CU Boulder’s Asian Studies Graduate Association (CUBASGA) held its annual graduate student conference on March 7th and 8th. Beginning in 1998, this conference has been organized to provide current graduate students with a forum to present original research on East Asia, particularly on topics in the humanities and social sciences. The CUBASGA organizing committee was pleased to welcome two keynote speakers to Colorado—Professor William Boltz of the University of Washington and Professor Atsuko Ueda of Princeton University. In addition, the conference featured twenty-one graduate student presentations from five different universities.

Friday’s conference focused on ancient and pre-modern Chinese studies, including presentations on ancient manuscripts, classical poetry, and reception studies. Professor William Boltz explored the generation of language at its earliest origins in his keynote: “Why no A-B-C? What ever happened to the alphabet in East Asia?” In an engaging historical survey, Professor Boltz traced the varieties of linguistic phenomenon across the world, focusing on how the Chinese language came to be expressed in ideographs. By dissecting the earliest representations of what we now recognize as Chinese characters—and setting them against modern phonological understandings of language—the keynote gave a compelling argument as to why the Chinese language never developed an independent alphabet.

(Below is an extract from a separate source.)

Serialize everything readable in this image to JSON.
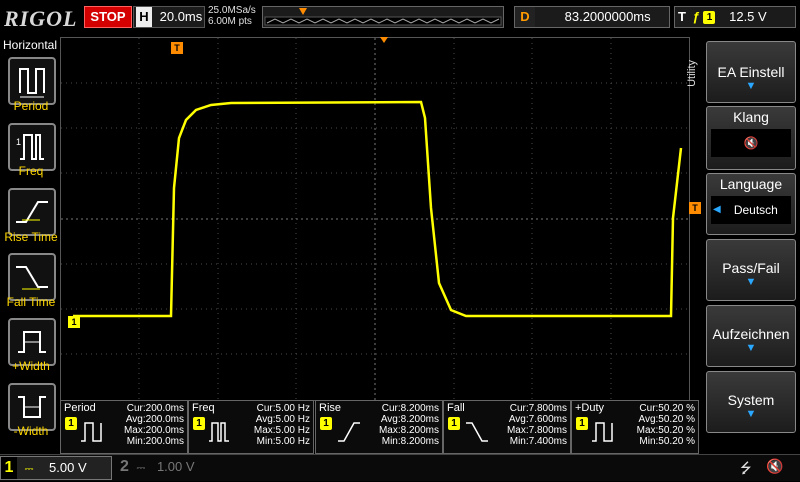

Saturday’s proceedings focused on more recent topics, ranging from pre-modern Japanese poetry and drama to contemporary film and transnational representations in literature. Professor Atsuko Ueda’s keynote, “Cultural Resentment and Valorization in Postwar Japanese Literary Criticism: Nakamura Mitsuo’s ‘Spirit of Criticism,” traced Nakamura Mitsuo’s shifting cultural engagement with America from the late 1930s to the postwar occupation. Setting Nakamura’s literary criticism on modern Japanese literature against the prewar and postwar historical and political context, Professor Ueda showed how America as literary and cultural entity was conversely written out of criticism before the war and directly challenged throughout the occupation.